Pasalnya kebanyakan pabrik di Indonesia, baik itu padat karya atau padat modal, menggunakan bahan baku dari impor dimana pembayarannya menggunakan dolar AS. Namun ketika berubah menjadi barang jadi, produk tersebut diperjualbelikan di pasar domestik dengan menggunakan rupiah.
Presiden Konfederasi Serikat Pekerja Indonesia (KSPI) Said Iqbal mengatakan kondisi tersebut jelas merugikan perusahaan mengingat kurs rupiah yang terus melemah terhadap dolar AS. “Lalu apa yang dilakukan perusahaan? Tidak lain mem-PHK karyawannya,” ucapnya saat dihubungi ROL, Rabu (26/8).
Industri padat karya yang terpukul telak antara lain perusahaan makanan, minuman, tekstil, dan garmen. Iqbal mengatakan banyak perusahaan garmen yang kesulitan membeli benang hasil impor dari Australia. Alhasil untuk mengurangi beban pengeluaran, banyak perusahaan garmen yang telah mem-PHK karyawannya.
Jumlahnya pun, kata Iqbal, mencapai puluhan ribu. “Ada 13 perusahaan diantaranya di Bekasi, Semarang, Demak, dan Mojokerto yang melakukannya,” ujarnya.
Kelesuan juga dialami industri padat modal bahkan dirasakan sebelum Lebaran. “Terjadi penurunan impor mobil, truk, bus, televisi, dan radio,” ucap Iqbal.
Sebelum Lebaran, perusahaan mulai merumahkan karyawan, bahkan ada yang mengurangi jam kerja mulai dari lima hari sepekan menjadi tiga hari sepekan. Usai Lebaran, kondisi tidak makin membaik. Nilai tukar rupiah terhadap dolar AS makin memburuk dan ekonomi pun melambat.
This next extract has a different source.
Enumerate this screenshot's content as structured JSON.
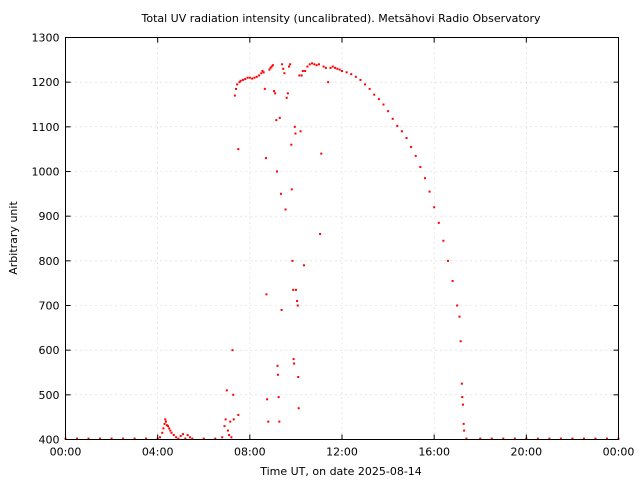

Biasanya, karyawan kontrak yang masa kerjanya sudah habis akan diperpanjang lagi pasca Lebaran. Namun ternyata tidak ada pemanggilan untuk mereka bekerja kembali. “Ini terjadi di Bekasi, Pasuruan, dan Purwakarta terutama di industri elektronik dan otomotif,” kata dia.